The air filter is made to capture debris, dirt, and other contaminants — but not the engine oil. Occasionally, when a local service mechanic changes an air filter, the technician will notice that engine oil has been found; either inside the air filter housing or embedded inside the used filter. While oil finding its way into the air filter is not greatly a sign of catastrophic engine failure, it should definitely not be neglected. Let’s check the top 3 reasons oil finds its way into the air filter in the first place.

  1. A Clogged Positive Crankcase Ventilation (PCV) Valve

The PCV valve is always connected to an air intake housing through an often-rubber vacuum hose used to offer a vacuum release inside the engine’s crankcase. This component is typically mounted on top of a cylinder head valve cover, where pressure moves from the engine’s bottom half, through the cylinder heads, and exits into the air intake. The PCV valve is about the same thing to an engine oil filter in that it eventually gets clogged with excessive debris (in this case — engine oil) and should be changed as recommended by your car’s manufacturer. If the PCV valve is not changed as advised, excessive oil will blow through the PCV valve and enter the air intake system.

What’s the solution? If it is confirmed that a clogged PCV valve is the source of engine oil inside your air filter or air intake system, is should be changed, the air intake should be cleaned, and a new air filter should be mounted.

  1. Worn Piston Rings

A second potential source of engine oil leaking into the air filter housing is because of a worn piston ring. The piston rings are mounted on the outer edge of the pistons inside the combustion chamber. The rings are meant to produce a combustion ratio and allow small amounts of engine oil to continue lubricating the inner combustion chamber during each piston stroke. When rings wear out, they loosen and could cause oil ‘blow-by’ — often displayed by blue smoke coming from the vehicle’s tailpipe while driving. In the early stages of worn piston rings, excessive oil blow-by could cause excessive pressure to build inside the crankcase, which sends more oil through the PCV valve and eventually into the air intake, as noted above.

What is the solution? If you observe engine oil in the air filter or intake housing, a professional mechanic might recommend a compression test. This is where a mechanic will mount a compression gauge on each individual spark plug hole to inspect the compression of each cylinder. If the compression is below what it should be, worn piston rings are often the culprit. Unfortunately, this repair is not as easy as changing a PCV valve.
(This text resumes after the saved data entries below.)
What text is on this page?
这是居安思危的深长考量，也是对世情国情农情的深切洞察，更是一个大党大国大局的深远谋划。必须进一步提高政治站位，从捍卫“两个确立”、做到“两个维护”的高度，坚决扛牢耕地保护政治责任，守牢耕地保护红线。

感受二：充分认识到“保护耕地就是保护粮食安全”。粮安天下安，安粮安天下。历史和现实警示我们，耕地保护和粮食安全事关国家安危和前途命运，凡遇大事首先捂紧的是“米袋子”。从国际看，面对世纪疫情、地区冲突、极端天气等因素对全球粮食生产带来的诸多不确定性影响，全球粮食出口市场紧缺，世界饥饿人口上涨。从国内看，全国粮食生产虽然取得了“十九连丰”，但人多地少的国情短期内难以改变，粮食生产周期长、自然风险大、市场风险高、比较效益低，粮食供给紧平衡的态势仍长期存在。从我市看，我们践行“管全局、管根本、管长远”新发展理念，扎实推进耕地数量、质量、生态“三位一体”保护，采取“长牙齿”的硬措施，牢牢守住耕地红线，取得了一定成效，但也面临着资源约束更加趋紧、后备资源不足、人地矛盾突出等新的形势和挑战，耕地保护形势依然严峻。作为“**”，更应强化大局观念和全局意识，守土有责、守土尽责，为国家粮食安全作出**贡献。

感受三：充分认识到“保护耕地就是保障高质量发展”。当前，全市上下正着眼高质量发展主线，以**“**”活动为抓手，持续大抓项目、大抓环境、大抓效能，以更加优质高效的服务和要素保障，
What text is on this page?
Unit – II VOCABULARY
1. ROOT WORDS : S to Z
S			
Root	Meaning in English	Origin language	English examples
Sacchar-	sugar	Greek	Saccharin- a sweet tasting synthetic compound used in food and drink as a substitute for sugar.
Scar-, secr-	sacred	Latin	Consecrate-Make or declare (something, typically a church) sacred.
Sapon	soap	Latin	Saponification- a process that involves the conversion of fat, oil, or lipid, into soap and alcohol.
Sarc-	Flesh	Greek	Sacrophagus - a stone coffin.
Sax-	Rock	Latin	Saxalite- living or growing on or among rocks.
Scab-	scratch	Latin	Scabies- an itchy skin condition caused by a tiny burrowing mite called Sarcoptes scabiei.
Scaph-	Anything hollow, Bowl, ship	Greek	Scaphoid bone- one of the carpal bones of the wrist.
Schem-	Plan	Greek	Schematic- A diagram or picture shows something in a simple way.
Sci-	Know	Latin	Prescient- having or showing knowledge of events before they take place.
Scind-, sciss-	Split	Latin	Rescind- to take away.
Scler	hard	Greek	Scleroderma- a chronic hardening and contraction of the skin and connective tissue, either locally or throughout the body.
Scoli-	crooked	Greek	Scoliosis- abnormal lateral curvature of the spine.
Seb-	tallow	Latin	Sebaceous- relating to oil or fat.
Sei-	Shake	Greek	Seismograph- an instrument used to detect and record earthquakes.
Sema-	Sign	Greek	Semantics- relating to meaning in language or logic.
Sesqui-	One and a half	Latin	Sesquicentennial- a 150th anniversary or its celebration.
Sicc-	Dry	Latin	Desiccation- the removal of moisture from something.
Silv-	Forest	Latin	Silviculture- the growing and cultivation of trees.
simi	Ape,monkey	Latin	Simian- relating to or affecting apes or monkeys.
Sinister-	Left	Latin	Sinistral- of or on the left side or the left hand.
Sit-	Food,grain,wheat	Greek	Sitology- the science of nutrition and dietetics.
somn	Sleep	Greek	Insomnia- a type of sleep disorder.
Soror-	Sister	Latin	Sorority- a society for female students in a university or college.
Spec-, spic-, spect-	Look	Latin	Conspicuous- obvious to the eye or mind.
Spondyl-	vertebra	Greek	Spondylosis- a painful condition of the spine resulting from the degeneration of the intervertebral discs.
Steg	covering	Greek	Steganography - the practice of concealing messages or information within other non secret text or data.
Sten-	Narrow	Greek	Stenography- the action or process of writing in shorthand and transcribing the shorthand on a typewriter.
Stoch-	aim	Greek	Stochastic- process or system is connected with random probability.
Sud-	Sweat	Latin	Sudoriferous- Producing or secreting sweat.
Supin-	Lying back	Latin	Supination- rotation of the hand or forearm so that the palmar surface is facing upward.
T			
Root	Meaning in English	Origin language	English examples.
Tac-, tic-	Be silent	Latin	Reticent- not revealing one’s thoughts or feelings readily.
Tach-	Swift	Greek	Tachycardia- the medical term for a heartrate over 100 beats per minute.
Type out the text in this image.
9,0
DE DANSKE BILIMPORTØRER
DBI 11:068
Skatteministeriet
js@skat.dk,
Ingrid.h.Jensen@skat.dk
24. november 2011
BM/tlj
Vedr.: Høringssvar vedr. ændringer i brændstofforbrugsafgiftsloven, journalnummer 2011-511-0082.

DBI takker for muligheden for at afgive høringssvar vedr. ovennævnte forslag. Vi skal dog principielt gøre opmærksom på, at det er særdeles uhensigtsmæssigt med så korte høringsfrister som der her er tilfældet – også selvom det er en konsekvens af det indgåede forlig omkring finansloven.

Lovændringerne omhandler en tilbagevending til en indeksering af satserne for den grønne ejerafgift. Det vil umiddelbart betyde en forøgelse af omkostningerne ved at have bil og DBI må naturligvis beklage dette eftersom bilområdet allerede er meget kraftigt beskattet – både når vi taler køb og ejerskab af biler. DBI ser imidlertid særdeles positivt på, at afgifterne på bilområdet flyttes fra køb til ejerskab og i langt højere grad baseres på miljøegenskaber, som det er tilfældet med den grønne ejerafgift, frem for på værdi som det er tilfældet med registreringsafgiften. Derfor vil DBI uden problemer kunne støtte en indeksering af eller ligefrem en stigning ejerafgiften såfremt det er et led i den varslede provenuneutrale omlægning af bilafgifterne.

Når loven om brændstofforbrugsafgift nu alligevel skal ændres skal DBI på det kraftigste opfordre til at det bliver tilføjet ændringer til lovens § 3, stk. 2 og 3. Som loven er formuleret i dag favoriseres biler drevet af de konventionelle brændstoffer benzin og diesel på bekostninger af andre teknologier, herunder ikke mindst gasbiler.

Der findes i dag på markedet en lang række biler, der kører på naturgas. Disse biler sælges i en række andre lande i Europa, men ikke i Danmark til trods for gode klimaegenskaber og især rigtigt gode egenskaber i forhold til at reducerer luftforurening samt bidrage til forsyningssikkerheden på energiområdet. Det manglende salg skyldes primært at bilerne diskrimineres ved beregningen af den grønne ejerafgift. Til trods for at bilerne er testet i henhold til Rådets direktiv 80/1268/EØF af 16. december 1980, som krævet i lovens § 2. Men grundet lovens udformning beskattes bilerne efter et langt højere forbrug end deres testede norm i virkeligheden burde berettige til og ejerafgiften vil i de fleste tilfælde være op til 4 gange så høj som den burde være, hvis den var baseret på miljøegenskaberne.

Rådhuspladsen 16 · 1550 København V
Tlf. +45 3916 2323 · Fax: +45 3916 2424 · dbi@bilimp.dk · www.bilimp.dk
If worn piston rings are confirmed as the source, it might be a good idea to start searching for a replacement vehicle, as changing pistons and rings will likely cost more than the value of the car.

  1. Clogged Oil Passages

The last possible reason engine oil will find its way into the air intake system and eventually clog the air filter is because of clogged oil passages. This symptom usually happens when the engine oil and filter have not been changed as recommended. It is caused by excessive carbon deposits or engine sludge developing inside the crankcase. When the oil does not flow efficiently, excessive engine oil pressure will be produced and cause extra oil to push through the PCV valve and into the air intake.

What’s the solution? In this case, sometimes replacing the engine oil, filter, PCV valve, and changing the dirty air filter is good enough. However, if clogged oil galleys are found, it is usually recommended to flush the engine oil and change the oil filter at least twice within the first 1,000 miles to ensure the engine’s oil galleys are clear of debris.

What is the Work of the Air Filter?

The air filter on most modern combustion engines is found inside an air intake housing, which is mounted on the top of the engine. It is attached to the fuel injection system (or a turbocharger) and made to efficiently transport air (oxygen) into the fuel system to be mixed with fuel before it enters the combustion chamber. The main duty of the air filter is to remove dirt particles, dust, debris, and other impurities before the air mixes with liquid gasoline (or diesel) to become a vapor. When the air filter gets clogged with debris, it can cause the engine’s fuel efficiency and power output to decrease. If oil is discovered inside the air filter, it can equally significantly impact the engine’s performance.

If you are finishing a routine service on your vehicle, truck or SUV, and discover engine oil inside your air filter or air intake housing, it’s likely a good idea to have a professional mechanic get to your location to complete an onsite inspection. Properly identifying the root source may save you a tremendous amount of money in big repairs or even changing your car before it’s time.